Hmm. I guess I misread the code.
But then:
+       struct user_data user_data user_data = ...;
+       value.udata = &user_data;

how is that supposed to work when the address points to the stack?
I guess the kernel can still pin that page, but it will be junk
as soon as the function returns.

> >
> > If sizeof(udata) is small enough the kernel will pin either
> > one or two pages (if udata crosses page boundary).
> >
> > So no extra memory consumption by the user process while the kernel
> > pins a page or two.
> > In a good case it's one page and no extra vmap.
> > I wonder whether we should enforce that one page case.
> > It's not hard for users to write:
> > static __thread struct user_data udata __attribute__((aligned(sizeof(udata))));
>
> With one page restriction, the implementation would be much simpler. If
> you think it is a reasonable restriction, I would enforce this rule.

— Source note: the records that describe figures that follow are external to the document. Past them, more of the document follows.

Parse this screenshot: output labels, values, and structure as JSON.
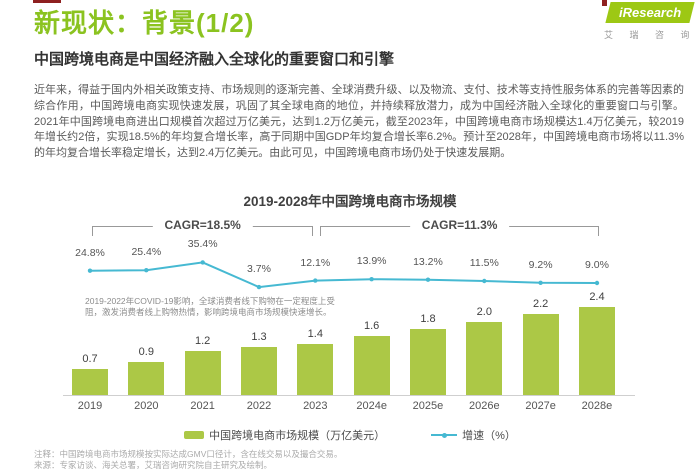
{
  "header": {
    "title": "新现状：背景(1/2)",
    "subtitle": "中国跨境电商是中国经济融入全球化的重要窗口和引擎"
  },
  "logo": {
    "brand": "iResearch",
    "brand_cn": "艾 瑞 咨 询"
  },
  "body": {
    "paragraph": "近年来，得益于国内外相关政策支持、市场规则的逐渐完善、全球消费升级、以及物流、支付、技术等支持性服务体系的完善等因素的综合作用，中国跨境电商实现快速发展，巩固了其全球电商的地位，并持续释放潜力，成为中国经济融入全球化的重要窗口与引擎。2021年中国跨境电商进出口规模首次超过万亿美元，达到1.2万亿美元，截至2023年，中国跨境电商市场规模达1.4万亿美元，较2019年增长约2倍，实现18.5%的年均复合增长率，高于同期中国GDP年均复合增长率6.2%。预计至2028年，中国跨境电商市场将以11.3%的年均复合增长率稳定增长，达到2.4万亿美元。由此可见，中国跨境电商市场仍处于快速发展期。"
  },
  "chart_data": {
    "type": "bar",
    "subtype": "bar+line combo",
    "title": "2019-2028年中国跨境电商市场规模",
    "categories": [
      "2019",
      "2020",
      "2021",
      "2022",
      "2023",
      "2024e",
      "2025e",
      "2026e",
      "2027e",
      "2028e"
    ],
    "series": [
      {
        "name": "中国跨境电商市场规模（万亿美元）",
        "type": "bar",
        "values": [
          0.7,
          0.9,
          1.2,
          1.3,
          1.4,
          1.6,
          1.8,
          2.0,
          2.2,
          2.4
        ],
        "color": "#acc846"
      },
      {
        "name": "增速（%）",
        "type": "line",
        "values": [
          24.8,
          25.4,
          35.4,
          3.7,
          12.1,
          13.9,
          13.2,
          11.5,
          9.2,
          9.0
        ],
        "color": "#46b9d2"
      }
    ],
    "cagr_annotations": [
      {
        "label": "CAGR=18.5%",
        "from": "2019",
        "to": "2023"
      },
      {
        "label": "CAGR=11.3%",
        "from": "2023",
        "to": "2028e"
      }
    ],
    "annotation": "2019-2022年COVID-19影响，全球消费者线下购物在一定程度上受阻，激发消费者线上购物热情，影响跨境电商市场规模快速增长。",
    "legend": [
      "中国跨境电商市场规模（万亿美元）",
      "增速（%）"
    ],
    "xlabel": "",
    "ylabel": "",
    "grid": false,
    "legend_position": "bottom"
  },
  "footnotes": {
    "note": "注释：中国跨境电商市场规模按实际达成GMV口径计，含在线交易以及撮合交易。",
    "source": "来源：专家访谈、海关总署，艾瑞咨询研究院自主研究及绘制。"
  },
  "colors": {
    "accent_green": "#8bc320",
    "bar_green": "#acc846",
    "line_teal": "#46b9d2",
    "logo_green": "#9dc814",
    "accent_red": "#8e2020"
  }
}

I'm worried about vmap(). Doing it for every map elemen (same as every
task) might add substantial kernel side overhead.
On my devserver:
sudo cat /proc/vmallocinfo |grep vmap|wc -l
105
sudo cat /proc/vmallocinfo |wc -l
17608

I believe that the mechanism scales to millions, but adding one more
vmap per element feels like a footgun.
To avoid that the user would need to make sure their user_data doesn't
cross the page, so imo we can make this mandatory.